Douglas Adams era uma ateu radical que era fascinado pelas religiões

Adams descreveu a si mesmo como um ateu radical para que ninguém perguntasse a ele se não queria dizer agnóstico. Mas, ao mesmo tempo, ele era fascinado pelas religiões, pelos efeitos eu tinham na vida das pessoas.

O biólogo evolucionista e ateu Richard Dawkins, que faz do questionamento da existência de Deus um assunto constante de seus livros, que chegava a chamar Adams para ler trechos de O Restaurante no Fim do Universo em suas palestras, ao comentar sobre ou falecimento de Douglas Adams, resumiu em uma frase as paixões e qualidades do escritor.

A Ciência perdeu um amigo, a literatura perdeu um luminar, o gorila da montanha e o rinoceronte negro perderam um defensor valente.

Richard Dawkins, sobre Douglas Adams

Douglas Adams é Rock `n` Roll

Paranoid Android, do álbum OK Computer, do Radiohead, foi inspirada em Marvim, o Robô. Isso, todo mundo sabe. Mas o que poucos sabem é que Douglas Adams era guitarrista. E mais do que isso, era um guitarrista dons bons. E era canhoto. Provavelmente, tinha uma das maiores coleções de guitarras e violões para canhotos no mundo, com algo em torno de 30 instrumentos.

Douglas Adams comparava muito o ato de escrever com o de tocar guitarra. Dizia que para fazer ambos, precisava comer uma quantidade impressionante de sanduíches e tomar muitos banhos. Ambos eram processos criativos, e consta que quando ele sofria um bloqueio como escritor, tocava guitarra para desbloquear a mente.

E da mesma maneira que Douglas Adams influenciou o rock, também foi influenciado por ele. Na verdade, a relação Douglas Adams x Rock `n` Roll era uma espécie de ciclo de autoalimentação criativa.

Adams era fã assumido de bandas de Rock Progressivo, como as inglesas Procol Harum e Pink Floyd, e com essa última ele tinha um relacionamento bem próximo.
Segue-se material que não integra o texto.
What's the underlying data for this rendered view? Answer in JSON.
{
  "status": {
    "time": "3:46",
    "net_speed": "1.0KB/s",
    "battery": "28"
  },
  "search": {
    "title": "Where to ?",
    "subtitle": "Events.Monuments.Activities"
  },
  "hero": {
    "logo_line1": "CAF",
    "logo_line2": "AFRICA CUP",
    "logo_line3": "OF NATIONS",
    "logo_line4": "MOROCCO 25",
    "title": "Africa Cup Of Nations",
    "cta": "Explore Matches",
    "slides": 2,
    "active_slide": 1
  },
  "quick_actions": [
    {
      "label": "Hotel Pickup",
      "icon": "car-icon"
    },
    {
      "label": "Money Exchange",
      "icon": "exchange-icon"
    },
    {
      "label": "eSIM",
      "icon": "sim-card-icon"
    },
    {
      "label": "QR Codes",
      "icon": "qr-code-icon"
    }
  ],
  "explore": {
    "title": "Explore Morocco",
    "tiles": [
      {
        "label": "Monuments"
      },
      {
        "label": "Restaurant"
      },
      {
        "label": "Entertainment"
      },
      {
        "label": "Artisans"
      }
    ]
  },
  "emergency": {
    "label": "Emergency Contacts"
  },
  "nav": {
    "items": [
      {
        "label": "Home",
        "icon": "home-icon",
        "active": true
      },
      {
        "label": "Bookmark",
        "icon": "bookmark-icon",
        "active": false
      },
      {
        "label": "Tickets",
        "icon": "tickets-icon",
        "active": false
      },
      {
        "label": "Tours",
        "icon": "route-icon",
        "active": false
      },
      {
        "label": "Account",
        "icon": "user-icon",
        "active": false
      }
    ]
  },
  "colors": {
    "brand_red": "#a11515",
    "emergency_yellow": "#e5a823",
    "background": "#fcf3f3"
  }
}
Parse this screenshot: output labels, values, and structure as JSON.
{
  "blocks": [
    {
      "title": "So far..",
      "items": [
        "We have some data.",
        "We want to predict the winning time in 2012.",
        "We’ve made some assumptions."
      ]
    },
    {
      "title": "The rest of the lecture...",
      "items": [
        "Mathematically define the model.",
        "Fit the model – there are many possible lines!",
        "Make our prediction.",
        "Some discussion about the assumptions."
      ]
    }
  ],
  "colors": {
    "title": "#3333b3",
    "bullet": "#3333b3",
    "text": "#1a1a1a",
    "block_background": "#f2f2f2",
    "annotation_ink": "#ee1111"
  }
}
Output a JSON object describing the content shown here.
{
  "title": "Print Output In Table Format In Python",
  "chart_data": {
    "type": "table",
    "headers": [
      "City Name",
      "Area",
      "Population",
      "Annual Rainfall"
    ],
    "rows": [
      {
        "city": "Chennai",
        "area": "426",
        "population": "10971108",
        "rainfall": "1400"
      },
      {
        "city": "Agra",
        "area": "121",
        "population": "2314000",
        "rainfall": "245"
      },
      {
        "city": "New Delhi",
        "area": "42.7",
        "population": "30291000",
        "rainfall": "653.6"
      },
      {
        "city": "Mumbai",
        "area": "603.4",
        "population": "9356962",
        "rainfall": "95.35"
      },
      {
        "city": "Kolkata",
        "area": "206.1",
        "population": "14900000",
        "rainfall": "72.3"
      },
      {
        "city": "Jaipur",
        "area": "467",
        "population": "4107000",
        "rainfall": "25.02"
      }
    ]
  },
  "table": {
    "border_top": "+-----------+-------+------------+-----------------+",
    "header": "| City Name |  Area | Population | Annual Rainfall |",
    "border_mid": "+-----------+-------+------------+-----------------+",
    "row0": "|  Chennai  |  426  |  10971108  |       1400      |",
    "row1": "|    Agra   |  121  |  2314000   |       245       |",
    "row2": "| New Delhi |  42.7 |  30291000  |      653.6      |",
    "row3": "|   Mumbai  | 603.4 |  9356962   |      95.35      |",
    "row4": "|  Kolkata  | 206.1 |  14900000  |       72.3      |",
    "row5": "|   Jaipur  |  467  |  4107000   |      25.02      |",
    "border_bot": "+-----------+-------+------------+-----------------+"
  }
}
Não somente o título em inglês da biografia oficial do escritor é wish You Were Here, que batiza um dos maiores clássicos do Pink Floyd, como o escritor e o guitarrista da banda, David Gilmour, eram bons amigos.

O presente de aniversário de 42 anos de David Gilmour para Douglas Adams foi uma aparição especial no show do Pink Floyd de 28 de outubro de 1994, em Londres. Adams foi convidado para subir ao palco e tocar guitarra nas canções Brain Damage e Eclipse, outros dois clássicos do Floyd. E consta que foi Douglas Adams quem deu a palavra final para o título do álbum de 1994, Division Bell.

Douglas Adams se despediu em alto estilo

O autor de Guia do Mochileiro das Galáxias nos deixou cedo, aos 49 anos. Depois de se exercitar, como fazia normalmente, em sua academia particular em Montecito, Califórnia, onde vivia, teve uma parada cardíaca fulminante. Seu funeral foi realizado em Santa Bárbara, também na Califórnia, mas suas cinzas foram depositadas no cemitério de Highgate, no norte de Londres.

Mesmo Douglas Adams sendo ateu, seus muitos fãs puderam se despedir dele em um serviço memorial realizado na Igreja de St. Martin Fields, na Praça Trafalgar. Foi o primeiro serviço religioso transmitido ao vivo pela web pela BBC. Nessa cerimônia, para homenagear seu amigo Douglas, David Gilmour tocou guitarra, assim como fez em um evento que comemoraria os sessenta anos de Adams, em 2012.